The three principals are Marcos (Marcos Hernandez), his wife (Bertha Ruiz), and his mistress, Ana (Anapola Mushkadiz). Marcos and his wife are so fat and disproportionate in body build that they resemble the sculptures of the Latin American artist Botero that were displayed on Park Avenue a number of years ago. As sculptures, they were divine; as real bodies, they are crude, gross, obese, obscene and a total turn-off when it comes to sex. The intimate scenes between the obese couple are almost painful to watch, even to the point of nausea.
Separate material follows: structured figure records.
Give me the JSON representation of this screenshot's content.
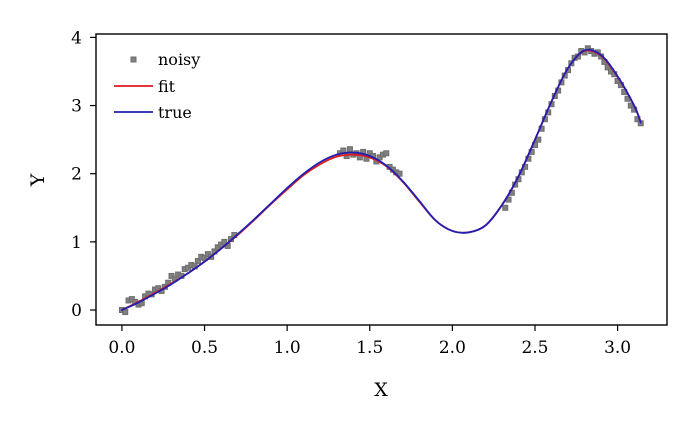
{
  "chart_data": {
    "type": "line",
    "title": "",
    "xlabel": "X",
    "ylabel": "Y",
    "xlim": [
      -0.157,
      3.299
    ],
    "ylim": [
      -0.22,
      4.05
    ],
    "xticks": [
      "0.0",
      "0.5",
      "1.0",
      "1.5",
      "2.0",
      "2.5",
      "3.0"
    ],
    "yticks": [
      "0",
      "1",
      "2",
      "3",
      "4"
    ],
    "grid": false,
    "legend_position": "top-left",
    "series": [
      {
        "name": "noisy",
        "kind": "scatter",
        "color": "#808080",
        "segments": [
          {
            "x": [
              0.0,
              0.02,
              0.04,
              0.06,
              0.08,
              0.1,
              0.12,
              0.14,
              0.16,
              0.18,
              0.2,
              0.22,
              0.24,
              0.26,
              0.28,
              0.3,
              0.32,
              0.34,
              0.36,
              0.38,
              0.4,
              0.42,
              0.44,
              0.46,
              0.48,
              0.5,
              0.52,
              0.54,
              0.56,
              0.58,
              0.6,
              0.62,
              0.64,
              0.66,
              0.68
            ],
            "y": [
              0.0,
              -0.03,
              0.14,
              0.16,
              0.12,
              0.08,
              0.1,
              0.2,
              0.24,
              0.23,
              0.3,
              0.32,
              0.28,
              0.34,
              0.4,
              0.5,
              0.46,
              0.52,
              0.5,
              0.6,
              0.62,
              0.66,
              0.64,
              0.72,
              0.78,
              0.76,
              0.82,
              0.78,
              0.86,
              0.92,
              0.96,
              1.0,
              0.94,
              1.04,
              1.1
            ]
          },
          {
            "x": [
              1.32,
              1.34,
              1.36,
              1.38,
              1.4,
              1.42,
              1.44,
              1.46,
              1.48,
              1.5,
              1.52,
              1.54,
              1.56,
              1.58,
              1.6,
              1.62,
              1.64,
              1.66,
              1.68
            ],
            "y": [
              2.3,
              2.34,
              2.26,
              2.36,
              2.28,
              2.3,
              2.24,
              2.32,
              2.22,
              2.3,
              2.26,
              2.18,
              2.24,
              2.28,
              2.3,
              2.1,
              2.06,
              2.02,
              2.0
            ]
          },
          {
            "x": [
              2.32,
              2.34,
              2.36,
              2.38,
              2.4,
              2.42,
              2.44,
              2.46,
              2.48,
              2.5,
              2.52,
              2.54,
              2.56,
              2.58,
              2.6,
              2.62,
              2.64,
              2.66,
              2.68,
              2.7,
              2.72,
              2.74,
              2.76,
              2.78,
              2.8,
              2.82,
              2.84,
              2.86,
              2.88,
              2.9,
              2.92,
              2.94,
              2.96,
              2.98,
              3.0,
              3.02,
              3.04,
              3.06,
              3.08,
              3.1,
              3.12,
              3.14
            ],
            "y": [
              1.5,
              1.62,
              1.72,
              1.84,
              1.92,
              2.02,
              2.1,
              2.22,
              2.32,
              2.42,
              2.5,
              2.66,
              2.8,
              2.9,
              3.02,
              3.14,
              3.22,
              3.34,
              3.44,
              3.52,
              3.62,
              3.7,
              3.72,
              3.8,
              3.78,
              3.84,
              3.8,
              3.76,
              3.78,
              3.72,
              3.64,
              3.56,
              3.5,
              3.46,
              3.36,
              3.3,
              3.2,
              3.1,
              3.0,
              2.94,
              2.8,
              2.74
            ]
          }
        ]
      },
      {
        "name": "fit",
        "kind": "line",
        "color": "#e31a1c",
        "x": [
          0.0,
          0.1,
          0.2,
          0.3,
          0.4,
          0.5,
          0.6,
          0.7,
          0.8,
          0.9,
          1.0,
          1.1,
          1.2,
          1.3,
          1.4,
          1.5,
          1.6,
          1.7,
          1.8,
          1.9,
          2.0,
          2.1,
          2.2,
          2.3,
          2.4,
          2.5,
          2.6,
          2.7,
          2.8,
          2.9,
          3.0,
          3.1,
          3.14
        ],
        "y": [
          0.0,
          0.12,
          0.25,
          0.39,
          0.54,
          0.71,
          0.9,
          1.1,
          1.32,
          1.55,
          1.77,
          1.98,
          2.14,
          2.25,
          2.28,
          2.24,
          2.11,
          1.88,
          1.59,
          1.31,
          1.16,
          1.14,
          1.24,
          1.54,
          1.96,
          2.5,
          3.06,
          3.55,
          3.8,
          3.73,
          3.42,
          3.0,
          2.76
        ]
      },
      {
        "name": "true",
        "kind": "line",
        "color": "#1f1fb4",
        "x": [
          0.0,
          0.1,
          0.2,
          0.3,
          0.4,
          0.5,
          0.6,
          0.7,
          0.8,
          0.9,
          1.0,
          1.1,
          1.2,
          1.3,
          1.4,
          1.5,
          1.6,
          1.7,
          1.8,
          1.9,
          2.0,
          2.1,
          2.2,
          2.3,
          2.4,
          2.5,
          2.6,
          2.7,
          2.8,
          2.9,
          3.0,
          3.1,
          3.14
        ],
        "y": [
          0.0,
          0.11,
          0.24,
          0.38,
          0.54,
          0.71,
          0.9,
          1.11,
          1.33,
          1.56,
          1.79,
          2.0,
          2.17,
          2.28,
          2.31,
          2.26,
          2.12,
          1.89,
          1.6,
          1.31,
          1.16,
          1.14,
          1.24,
          1.54,
          1.96,
          2.5,
          3.06,
          3.55,
          3.81,
          3.74,
          3.43,
          3.0,
          2.75
        ]
      }
    ]
  }
}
I went to see the movie after reading The New York Times review by Manohla Dargis who wrote, “At once unmoored and ruthlessly calculating, the Mexican film ‘Battle in Heaven’ has everything for everyone — or perhaps nothing at all. Among the attractions are sex, class, God, soccer, an ugly man, a beautiful woman, a dead baby, the dirt below them and the wide sky above. The film was written and directed by Carlos Reygadas, who after making a sensational feature debut four years ago with ‘Japon’ has returned with a strangely mesmerizing and off-putting follow-up that finds him at the crossroads between inspiration and risky self-parody.”
The location is Mexico. The story held my attention but made little sense. The script includes an unexplained kidnapping, a house of prostitution, a religious tableau with penitents visiting a cathedral, and a bloody killing. When leaving the theater, I asked a senior couple what they thought. He said, “I lived in Mexico most of my life, and this was Mexico as I saw it every day. I loved the movie.” She said, “I hated it.” I agree with her.
I never thought a movie could make coupling distasteful, but this film does. It is porn with pretension, religion trashing, and it appears to excuse kidnapping and accept prostitution. The film is in Spanish, with English subtitles. Because the subtitles are printed in white lettering against a light background, they are often indecipherable.